Pornoseiten verzeichnen Rekordhoch während Corona

Neben Online-Erotikshops, berichten auch Pornoseiten von einem Zuwachs an Besuchern. Die Klickzahlen auf gängigen Portalen haben sich laut Aussage der Betreiber um 20 % bis 30 % erhöht. Eine Entwicklung, die derzeit kaum noch für Verwunderung sorgt. Eingefleischte Porno-Fans haben nun schlicht und einfach mehr Zeit, die sie ihrem speziellen Hobby widmen können, und auch der ein oder andere bisher „Abstinente“ wird durch Langeweile und aufgestaute Energie auf Websites mit erotischem Content gelockt. Hinzu kommt, dass das Online-Dating in Coronazeiten schwieriger geworden ist beziehungsweise zeitweise komplett zum Erliegen kam. Die Bedürfnisse, die unter normalen Umständen im Rahmen realer Sextreffen gestillt worden wären, werden nun vermehrt online und virtuell befriedigt. Auch in diesem Zweig der Erotikbranche passen sich die Anbieter der Nachfrage an und bieten ihrer abstands-geplagten Kundschaft Sondertarife, Bonus-Aktionen und Vergünstigungen an. Und auch die Darsteller reagieren auf die aktuelle Situation: Immer häufiger findet man auf einschlägigen Plattformen Porn Clips, in denen Handschuhe und Mundschutz getragen werden.

Existenzängste: Prostituierte verlieren Kundschaft und Wohnraum

Besonders hart trifft es Menschen, die ihr Geld mit Dienstleistungen der sexuellen Art verdienen. Und zwar nicht online, sondern auf der Straße und in Bordellen - in der realen Welt und auf die „altmodische“ Art. Sexarbeiterinnen klagen seit Wochen über mangelnde Kundschaft und darüber, wortwörtlich ihrer Lebensgrundlage beraubt worden zu sein. Bordelle mussten deutschlandweit und über die Grenzen hinaus schließen, was zwar verständlich, für diese Menschen aber katastrophal ist. Gerade Prostituierte, die nicht nur in den Bordellen arbeiten, sondern auch wohnen, haben nun zeitgleich ihren Wohnraum und ihre Arbeit verloren. Da die Branche unweigerlich mit engem Körperkontakt verbunden ist, ist außerdem absolut unklar, wann sich die Situation für die zahlreichen Sexarbeiterinnen in Deutschland zum Besseren wenden wird.

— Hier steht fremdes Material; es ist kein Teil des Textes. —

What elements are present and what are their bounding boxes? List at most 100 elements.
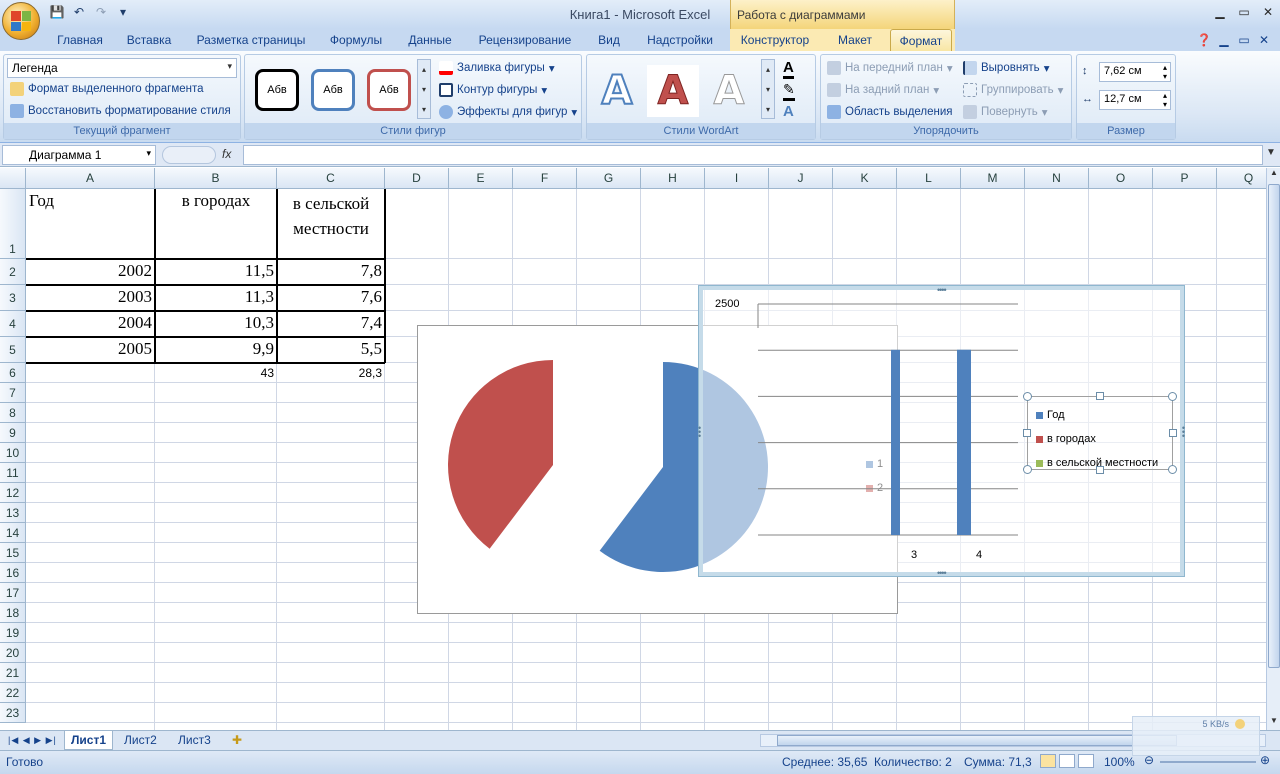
help-icon[interactable]: ❓ [1196,29,1212,51]
tab-data[interactable]: Данные [400,29,460,51]
row-header[interactable]: 21 [0,663,26,683]
scroll-down-icon[interactable]: ▼ [1268,716,1280,730]
format-selection-button[interactable]: Формат выделенного фрагмента [10,82,204,96]
row-header[interactable]: 18 [0,603,26,623]
resize-handle[interactable] [1096,392,1104,400]
cell-b1[interactable]: в городах [155,191,277,211]
table-cell[interactable]: 7,4 [277,313,385,333]
column-header[interactable]: P [1153,168,1217,189]
column-header[interactable]: M [961,168,1025,189]
column-header[interactable]: H [641,168,705,189]
resize-handle[interactable] [1168,392,1177,401]
bar-legend[interactable]: Год в городах в сельской местности [1023,392,1177,474]
shape-fill-button[interactable]: Заливка фигуры ▾ [439,61,555,75]
vertical-scrollbar[interactable]: ▲ ▼ [1266,168,1280,730]
office-button[interactable] [2,2,40,40]
resize-handle[interactable] [1023,392,1032,401]
wordart-style-3[interactable]: A [703,65,755,117]
resize-handle[interactable] [1023,429,1031,437]
expand-formula-icon[interactable]: ▼ [1266,147,1276,158]
column-header[interactable]: K [833,168,897,189]
height-input[interactable]: 7,62 см ▴ ▾ [1099,62,1171,82]
scroll-thumb[interactable] [1268,184,1280,668]
row-header[interactable]: 7 [0,383,26,403]
row-header[interactable]: 23 [0,703,26,723]
page-break-icon[interactable] [1078,754,1094,768]
cell-c1[interactable]: в сельской местности [277,191,385,241]
sheet-tab-1[interactable]: Лист1 [64,731,114,750]
row-header[interactable]: 2 [0,259,26,285]
insert-function-icon[interactable]: fx [222,147,231,161]
row-header[interactable]: 17 [0,583,26,603]
tab-insert[interactable]: Вставка [120,29,178,51]
name-box[interactable]: Диаграмма 1 ▾ [2,145,156,165]
shape-effects-button[interactable]: Эффекты для фигур ▾ [439,105,577,119]
tab-formulas[interactable]: Формулы [322,29,390,51]
row-header[interactable]: 5 [0,337,26,363]
bring-front-button[interactable]: На передний план ▾ [827,61,953,75]
ribbon-restore-icon[interactable]: ▭ [1236,29,1252,51]
text-effects-icon[interactable]: A [783,103,794,120]
tab-format[interactable]: Формат [890,29,952,51]
table-cell[interactable]: 9,9 [155,339,277,359]
column-header[interactable]: L [897,168,961,189]
column-header[interactable]: G [577,168,641,189]
shape-style-2[interactable]: Абв [311,69,355,111]
hscroll-thumb[interactable] [777,735,1177,746]
send-back-button[interactable]: На задний план ▾ [827,83,939,97]
ribbon-close-icon[interactable]: ✕ [1256,29,1272,51]
table-cell[interactable]: 2005 [26,339,155,359]
row-header[interactable]: 14 [0,523,26,543]
tab-design[interactable]: Конструктор [732,29,818,51]
column-header[interactable]: Q [1217,168,1266,189]
column-header[interactable]: D [385,168,449,189]
table-cell[interactable]: 10,3 [155,313,277,333]
zoom-level[interactable]: 100% [1104,755,1135,769]
row-header[interactable]: 4 [0,311,26,337]
bar-3[interactable] [891,349,900,535]
table-cell[interactable]: 2002 [26,261,155,281]
pie-slice-2[interactable] [447,360,553,549]
row-header[interactable]: 8 [0,403,26,423]
row-header[interactable]: 3 [0,285,26,311]
tab-layout[interactable]: Макет [828,29,882,51]
page-layout-icon[interactable] [1059,754,1075,768]
scroll-up-icon[interactable]: ▲ [1268,168,1280,182]
sheet-tab-3[interactable]: Лист3 [172,731,217,750]
close-icon[interactable]: ✕ [1258,5,1278,21]
column-header[interactable]: O [1089,168,1153,189]
reset-style-button[interactable]: Восстановить форматирование стиля [10,104,231,118]
row-header[interactable]: 6 [0,363,26,383]
column-header[interactable]: C [277,168,385,189]
tab-page-layout[interactable]: Разметка страницы [190,29,312,51]
resize-handle[interactable] [1168,465,1177,474]
row-header[interactable]: 9 [0,423,26,443]
ribbon-minimize-icon[interactable]: ▁ [1216,29,1232,51]
row-header[interactable]: 15 [0,543,26,563]
bar-chart-area[interactable]: 2500 3 4 Год в городах в сельской местно… [698,285,1185,578]
column-header[interactable]: F [513,168,577,189]
row-header[interactable]: 22 [0,683,26,703]
shape-style-1[interactable]: Абв [255,69,299,111]
table-cell[interactable]: 7,6 [277,287,385,307]
wordart-gallery-scroll[interactable]: ▴ ▾ ▾ [761,59,775,119]
row-header[interactable]: 12 [0,483,26,503]
column-header[interactable]: I [705,168,769,189]
tab-review[interactable]: Рецензирование [470,29,580,51]
zoom-in-icon[interactable]: ⊕ [1260,753,1270,767]
table-cell[interactable]: 11,3 [155,287,277,307]
wordart-style-2[interactable]: A [647,65,699,117]
spinner-icon[interactable]: ▴ ▾ [1163,91,1167,109]
row-header[interactable]: 1 [0,189,26,259]
tab-view[interactable]: Вид [590,29,628,51]
column-header[interactable]: B [155,168,277,189]
selection-pane-button[interactable]: Область выделения [827,105,953,119]
spinner-icon[interactable]: ▴ ▾ [1163,63,1167,81]
align-button[interactable]: Выровнять ▾ [963,61,1049,75]
sheet-nav-icon[interactable]: |◀ ◀ ▶ ▶| [2,731,63,750]
width-input[interactable]: 12,7 см ▴ ▾ [1099,90,1171,110]
wordart-style-1[interactable]: A [591,65,643,117]
table-cell[interactable]: 5,5 [277,339,385,359]
bar-4[interactable] [957,349,971,535]
row-header[interactable]: 19 [0,623,26,643]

Fazit: Erotikbranche gewinnt und verliert in der Coronazeit

Im Gesamten ist die Erotikbranche demnach eine der wenigen Branchen, die zeitgleich von der Corona Krise profitiert und unter ihr leidet. Online-Sexshops und Pornoseiten freuen sich über mehr Zulauf und ein gutes Geschäft, während lokale Erotikfachgeschäfte und Sexarbeiterinnen sowie Betreiber von Bordellen in die Existenzkrise geschleudert wurden. Glück im Unglück haben die Erotikshops, die nicht nur vor Ort, sondern auch online vertreten sind. Sie haben die Möglichkeit, die Einbußen in den regionalen Geschäften mit den Umsätzen, die online generiert werden, abfangen zu können. Kleinere Shops und Vollzeit-Sexarbeiterinnen stehen hingehen in vielen Fällen vor einer Herausforderung, die unüberwindbarer wird, je länger die Pandemie andauert.